E sulle bocciature? «Il di- scorso è davvero aggrovigliato, ma posso dire che il livello di preparazione e rendimento dei ragazzi, nella media, si è abbassato. La colpa, a mio avviso, è anche delle famiglie. Lo studente deve essere un membro della società così come della famiglia, ha detto il ministro entrante dell’istruzione. Mi trova d’accordo: il nostro dev’essere un lavoro di squadra con i genitori. Non si può pretendere troppo da questi ragazzi, anche perché spesso gli unici libri che trovano in casa sono proprio e soltanto i loro libri di testo». E poi c’è un problema: il meccanismo degli incentivi ai presidi, «nei cui parametri c’è anche il numero dei promossi e, siccome i genitori si sentono in diritto di mandare i loro figli in scuole che garantiscono la promozione ai loro figli, la situazione si è generalizzata. E posso dire per esperienza che non riguarda solo gli istituti professionali».

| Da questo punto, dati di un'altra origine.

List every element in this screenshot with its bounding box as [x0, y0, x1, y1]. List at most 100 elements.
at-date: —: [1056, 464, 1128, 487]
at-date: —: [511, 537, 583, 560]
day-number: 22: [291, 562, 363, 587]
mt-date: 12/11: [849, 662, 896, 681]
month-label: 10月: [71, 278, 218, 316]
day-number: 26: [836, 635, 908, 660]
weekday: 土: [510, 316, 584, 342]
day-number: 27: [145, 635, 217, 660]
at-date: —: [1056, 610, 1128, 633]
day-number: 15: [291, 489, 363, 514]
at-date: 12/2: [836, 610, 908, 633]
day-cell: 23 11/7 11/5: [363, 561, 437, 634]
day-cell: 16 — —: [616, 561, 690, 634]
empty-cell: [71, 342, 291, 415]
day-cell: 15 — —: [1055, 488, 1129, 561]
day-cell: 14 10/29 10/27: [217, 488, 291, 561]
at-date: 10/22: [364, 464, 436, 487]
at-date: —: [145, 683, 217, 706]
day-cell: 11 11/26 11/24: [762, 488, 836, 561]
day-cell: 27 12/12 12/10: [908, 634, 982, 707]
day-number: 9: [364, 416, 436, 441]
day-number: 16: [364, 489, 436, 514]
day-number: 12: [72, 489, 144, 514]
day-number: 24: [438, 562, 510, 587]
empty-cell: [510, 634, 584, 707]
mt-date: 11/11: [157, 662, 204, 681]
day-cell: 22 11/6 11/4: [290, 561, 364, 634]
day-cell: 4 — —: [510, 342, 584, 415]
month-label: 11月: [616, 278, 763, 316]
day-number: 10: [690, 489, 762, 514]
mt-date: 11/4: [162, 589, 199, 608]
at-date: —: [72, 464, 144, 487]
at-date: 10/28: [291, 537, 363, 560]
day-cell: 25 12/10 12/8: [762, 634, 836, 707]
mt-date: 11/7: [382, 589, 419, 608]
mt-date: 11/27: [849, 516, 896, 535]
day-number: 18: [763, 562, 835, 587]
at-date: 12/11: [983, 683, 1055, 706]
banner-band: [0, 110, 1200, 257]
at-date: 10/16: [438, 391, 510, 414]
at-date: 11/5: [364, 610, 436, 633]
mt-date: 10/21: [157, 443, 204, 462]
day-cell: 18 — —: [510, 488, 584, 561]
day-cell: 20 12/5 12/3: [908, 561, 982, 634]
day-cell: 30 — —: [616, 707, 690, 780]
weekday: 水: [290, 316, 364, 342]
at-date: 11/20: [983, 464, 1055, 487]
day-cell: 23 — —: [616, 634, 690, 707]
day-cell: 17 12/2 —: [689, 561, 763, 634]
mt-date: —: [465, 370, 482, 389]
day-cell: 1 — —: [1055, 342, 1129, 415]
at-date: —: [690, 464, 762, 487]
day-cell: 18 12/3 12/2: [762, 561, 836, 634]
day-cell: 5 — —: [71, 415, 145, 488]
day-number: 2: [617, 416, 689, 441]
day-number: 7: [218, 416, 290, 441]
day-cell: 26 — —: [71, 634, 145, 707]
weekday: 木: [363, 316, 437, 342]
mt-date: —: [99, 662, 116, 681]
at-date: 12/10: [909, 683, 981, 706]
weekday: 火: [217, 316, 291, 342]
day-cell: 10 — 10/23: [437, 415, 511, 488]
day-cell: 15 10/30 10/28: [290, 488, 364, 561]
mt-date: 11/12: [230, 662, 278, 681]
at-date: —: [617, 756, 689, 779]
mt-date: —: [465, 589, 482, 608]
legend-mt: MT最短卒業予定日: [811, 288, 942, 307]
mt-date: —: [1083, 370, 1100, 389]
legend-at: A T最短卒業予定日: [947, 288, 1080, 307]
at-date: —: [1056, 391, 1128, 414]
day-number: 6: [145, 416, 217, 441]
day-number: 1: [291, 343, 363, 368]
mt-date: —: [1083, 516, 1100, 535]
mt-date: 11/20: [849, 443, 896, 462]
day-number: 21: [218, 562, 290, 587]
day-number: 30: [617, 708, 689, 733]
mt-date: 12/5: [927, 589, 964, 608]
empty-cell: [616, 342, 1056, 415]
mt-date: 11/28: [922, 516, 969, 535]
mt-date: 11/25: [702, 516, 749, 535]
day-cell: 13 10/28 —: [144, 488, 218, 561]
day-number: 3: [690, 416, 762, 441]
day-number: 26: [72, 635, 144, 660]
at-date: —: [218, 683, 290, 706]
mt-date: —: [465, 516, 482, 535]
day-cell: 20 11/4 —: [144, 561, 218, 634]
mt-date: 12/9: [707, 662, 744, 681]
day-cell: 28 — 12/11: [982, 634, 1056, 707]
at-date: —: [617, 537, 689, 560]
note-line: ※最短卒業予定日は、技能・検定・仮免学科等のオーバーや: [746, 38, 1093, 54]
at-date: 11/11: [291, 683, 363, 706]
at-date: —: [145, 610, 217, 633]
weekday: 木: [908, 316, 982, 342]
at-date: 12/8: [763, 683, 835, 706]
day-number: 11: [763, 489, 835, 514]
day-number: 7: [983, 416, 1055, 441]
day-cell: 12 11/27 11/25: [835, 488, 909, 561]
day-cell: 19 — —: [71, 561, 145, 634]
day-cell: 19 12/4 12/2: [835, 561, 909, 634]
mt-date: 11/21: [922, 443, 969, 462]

Michele ci tiene a ripeterlo: «Ci sono almeno due cose da cui non mi distaccherò mai, che ho imparato dall’insegnamento tradizionale: la serietà e la scientificità. Bisogna attrezzarsi di entrambe, altrimenti è un disastro». In alcune classi (forte di una passata carriera nel settore) ha perfino inaugurato un laboratorio di giornalismo e fa scrivere ai ragazzi articoli da lanci di agenzia, insegnando a selezionare le fonti più attendibili in rete. Oltre all’invidia di non poter frequentare queste lezioni, c’è da dire che verrebbe voglia di renderle obbligatorie anche per molti adulti. Non troppo, giusto qualche ora la settimana.